Anti-personnel landmines kill or maim several thousand people each month. Some are soldiers. Most are civilians. Many are children. And to date some 139 governments have signed and 107 have ratified the historic treaty that establishes a comprehensive ban on the use of these mines in all circumstances.

The Clinton Administration refused to join the Mine Ban Treaty, claiming that anti-personnel mines were needed to protect the Republic of Korea from invasion by North Korea. But even some military commanders now consider these anti-personnel mines not only outmoded but a real and deadly liability to U. S. troops.

The Convention on the Elimination of All Forms of Discrimination Against Women (CEDAW):

More than 160 nations have ratified CEDAW, yet the United States joins Iran and Sudan as one of those few nations who have not accepted this important treaty.


The US 'wants to end Guantanamo'

BBC News

US President George W Bush has said he would like to close the US prison camp at Guantanamo Bay and send many detainees back to their home countries.

However, he said not all the inmates would be returned - some would need to be put on trial in the US because they were "cold-blooded killers".

[Thought Crime at its best. Nice that George is able to know if someone is a cold blooded killer before they have done any killing.

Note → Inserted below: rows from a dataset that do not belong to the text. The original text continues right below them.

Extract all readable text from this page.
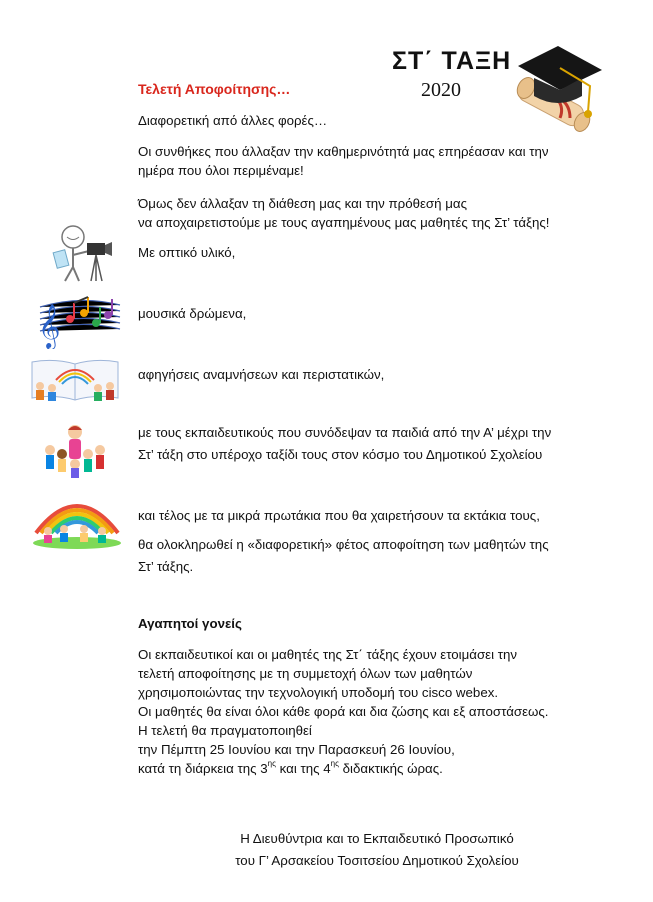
ΣΤ΄ ΤΑΞΗ
2020
Τελετή Αποφοίτησης…
Διαφορετική από άλλες φορές…
Οι συνθήκες που άλλαξαν την καθημερινότητά μας επηρέασαν και την
ημέρα που όλοι περιμέναμε!
Όμως δεν άλλαξαν τη διάθεση μας και την πρόθεσή μας
να αποχαιρετιστούμε με τους αγαπημένους μας μαθητές της Στ’ τάξης!
Με οπτικό υλικό,
𝄞	μουσικά δρώμενα,
αφηγήσεις αναμνήσεων και περιστατικών,
με τους εκπαιδευτικούς που συνόδεψαν τα παιδιά από την Α’ μέχρι την
Στ’ τάξη στο υπέροχο ταξίδι τους στον κόσμο του Δημοτικού Σχολείου
και τέλος με τα μικρά πρωτάκια που θα χαιρετήσουν τα εκτάκια τους,
θα ολοκληρωθεί η «διαφορετική» φέτος αποφοίτηση των μαθητών της
Στ’ τάξης.
Αγαπητοί γονείς
Οι εκπαιδευτικοί και οι μαθητές της Στ΄ τάξης έχουν ετοιμάσει την
τελετή αποφοίτησης με τη συμμετοχή όλων των μαθητών
χρησιμοποιώντας την τεχνολογική υποδομή του cisco webex.
Οι μαθητές θα είναι όλοι κάθε φορά και δια ζώσης και εξ αποστάσεως.
Η τελετή θα πραγματοποιηθεί
την Πέμπτη 25 Ιουνίου και την Παρασκευή 26 Ιουνίου,
κατά τη διάρκεια της $3^{\eta\varsigma}$ και της $4^{\eta\varsigma}$ διδακτικής ώρας.
Η Διευθύντρια και το Εκπαιδευτικό Προσωπικό
του Γ’ Αρσακείου Τοσιτσείου Δημοτικού Σχολείου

I guess dropping bombs on other countries and killing countless civilians gives him the ability to spot other killers.]

Mr Bush said he understood European concerns over the US detention camp in Cuba.

"I'd like to end Guantanamo. I'd like it to be over with," he said.

He said 200 detainees had been sent home, and most of those remaining were from Saudi Arabia, Yemen and Afghanistan.

[Remember that Donald Rumsfeld called them “the worst of the worst” as justification for the prison camp. Now 200 have been released. Are we all in danger then??

> No comments from anyone in the media. Interesting]

But he added that there were some detainees "who need to be tried in US courts".

"They will murder somebody if they are let out on the street."

Buoyant Bush sees common ground

BBC News

President Bush addressed the issue in his trademark style, but with more subtlety when it came to content.

"Some people," he said, "say it's okay to condemn people to tyranny. I don't believe it's okay to condemn people to tyranny. And I'll try to do my best to explain to the Europeans that on the one hand we are tough on the war on terror, and on the other we are providing more money than ever before in the world's history for HIV and Aids on the continent of Africa.

"I'll do my best to explain our foreign policy. On the one hand it is tough when needs be, on the other hand it's compassionate."

[Funny comments from a guy who has invaded and occupied two countries recently. No one else has done that. So who is the tyrant??]